Canadian social and political life, dominated by liberalism, either in the form of secular liberalism or religious neo-conservativism, has become largely managerial, procedural, and increasingly captive to single issue politics. These cultural phenomena lead those living within them to neglect the poetic “imagination of variousness and possibility, which implies the awareness of complexity and difficulty,” as the liberal critic Lionel Trilling once argued. We, as individuals and as the Church, need something powerful and intellectually deep enough to provide us with spiritually satisfying alternatives to the present consensus.

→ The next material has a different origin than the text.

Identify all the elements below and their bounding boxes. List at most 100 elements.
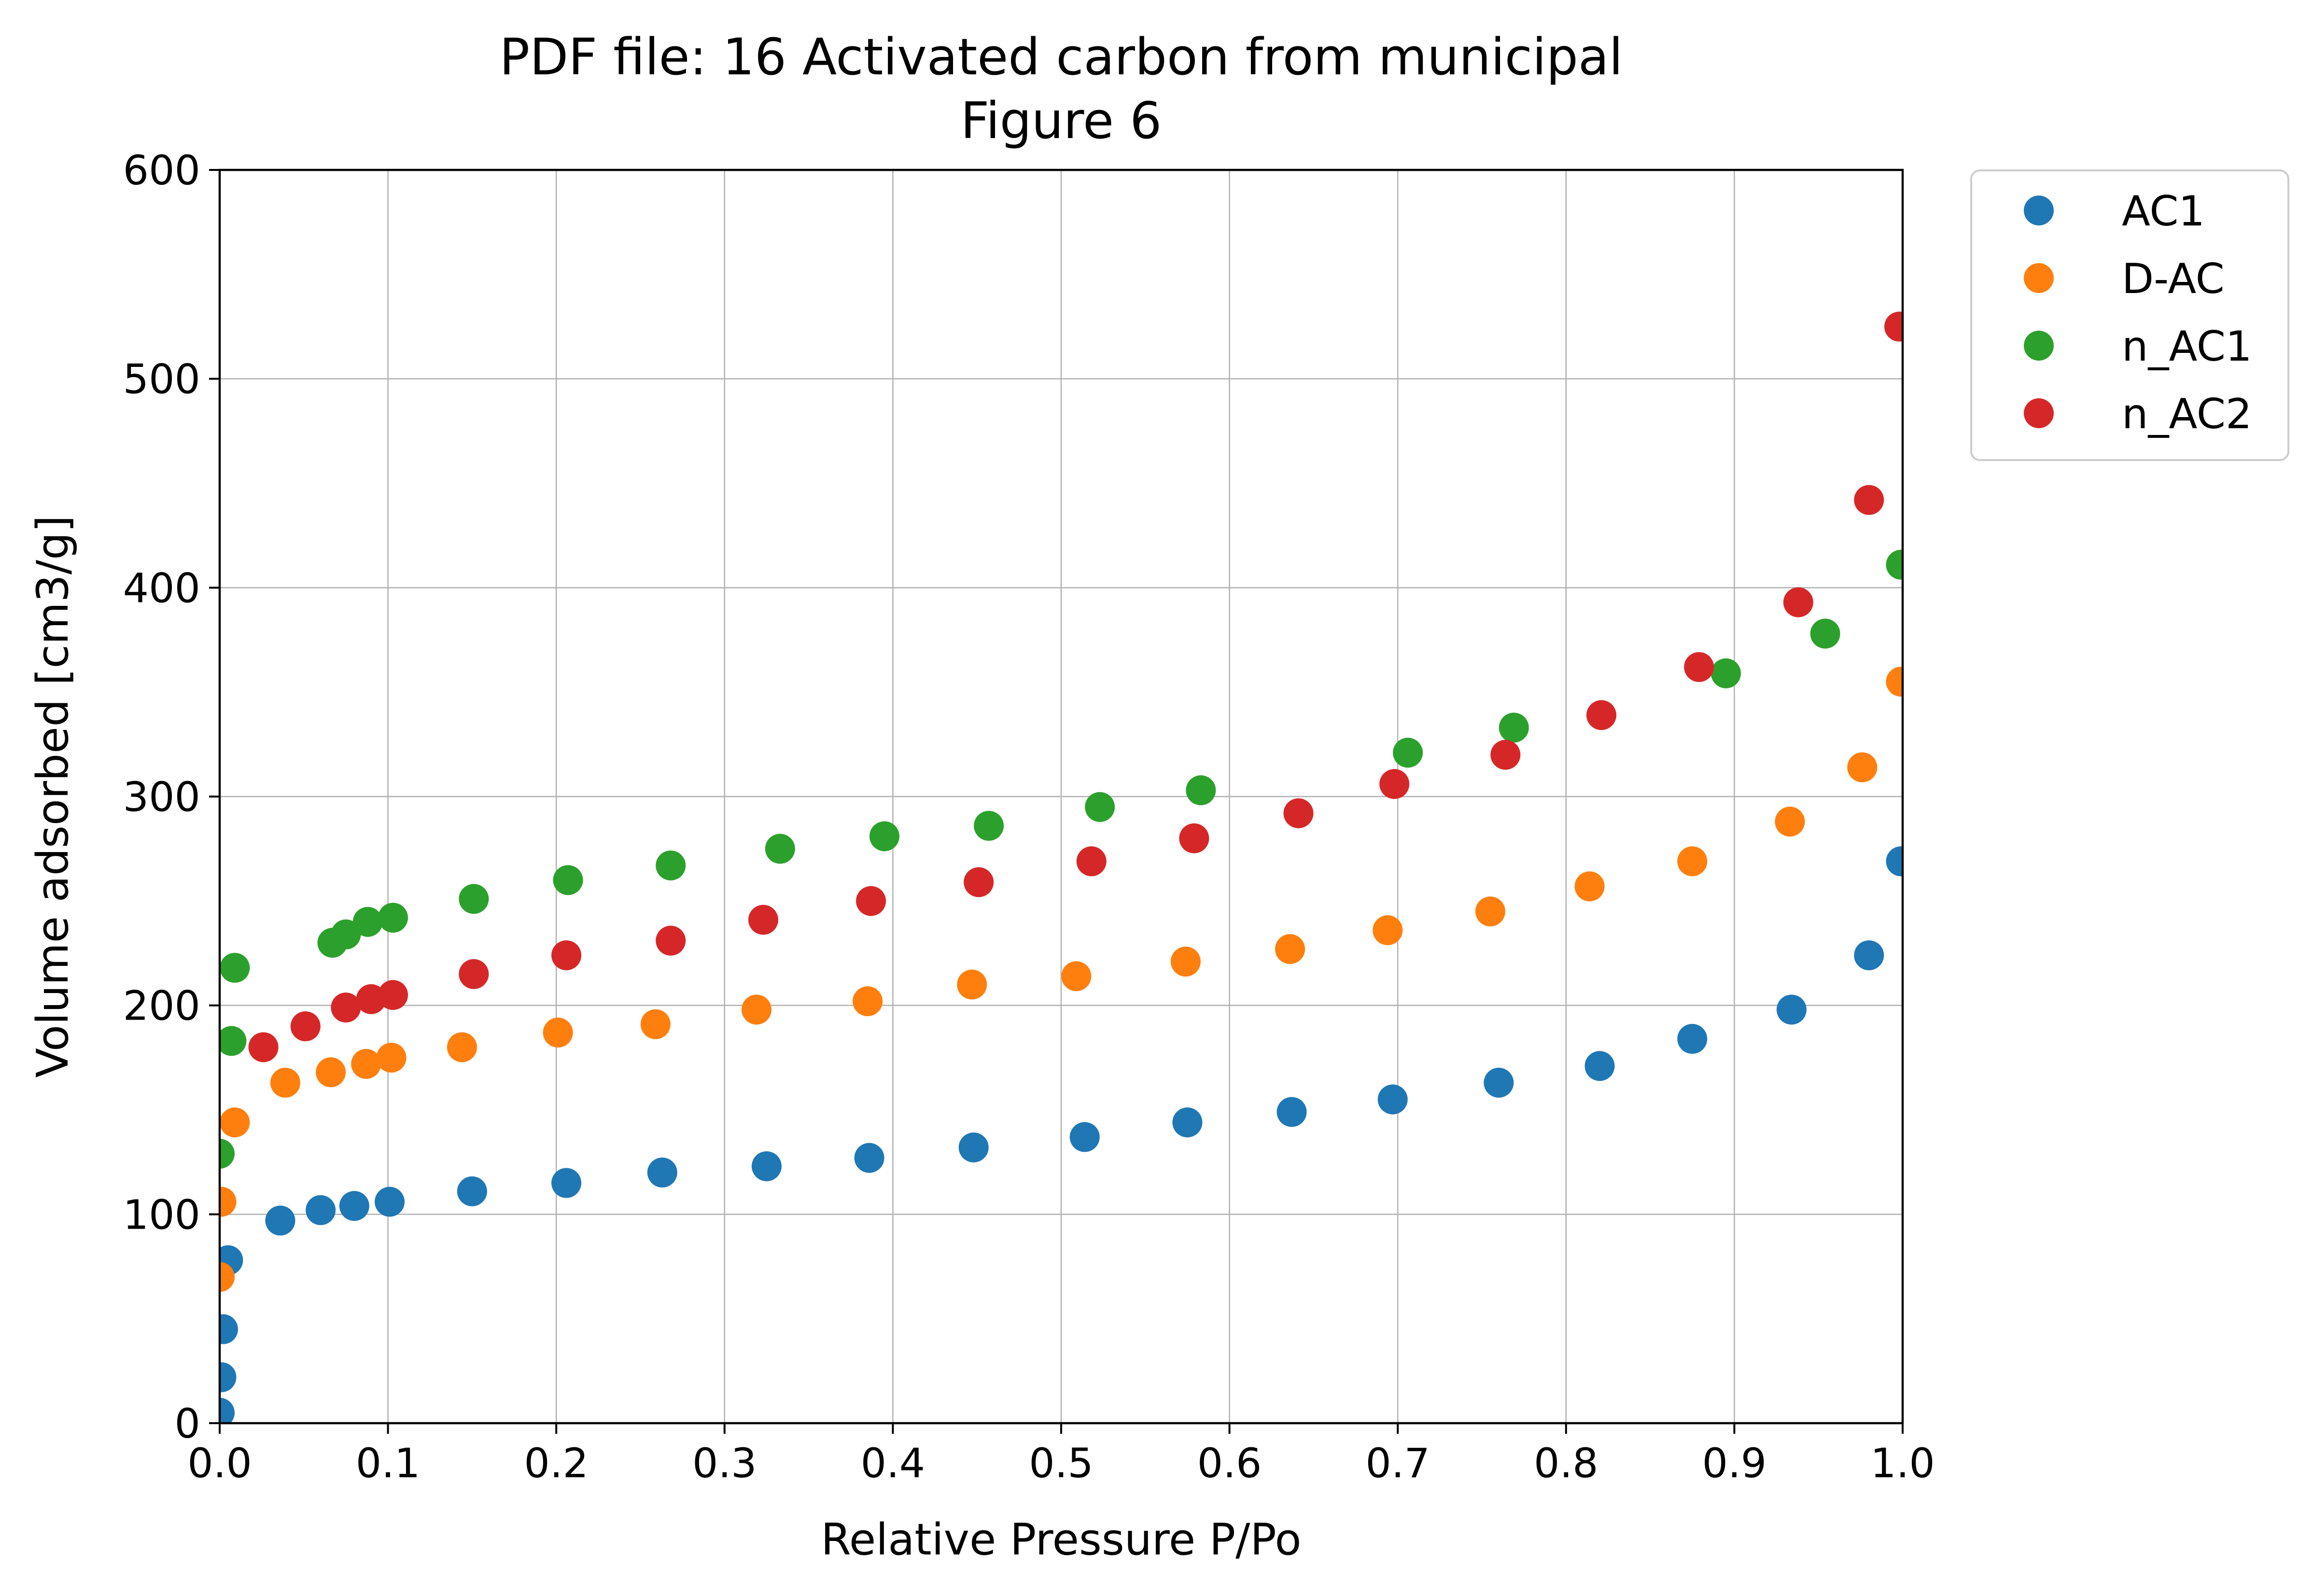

In our culture we need the Church and her members to be a place of possibility, particularly the possibility of social transformation A place that understands and acts on the understanding that things are possible, dreams are possible, vocations are possible and that re-evangelizing our culture is possible. This faith of possibility, rooted in Christ, is both individual and corporate. The world needs the Church to believe – and to act as if it believes – that the conversion of a soul and the re-evangelization of our cultural imaginaries is possible.

It is our hope that the Society will be a place of possibility.  We believe that a Society is an intense way of forming people that makes possible social transformation in the world. A Society recognizes our co-inherence in the body of Christ and in so doing it realizes (makes real) the bonds of affection that provide sustenance through the changes and chances of this world. Rooted in worship these bonds support the possibility of impacting the world.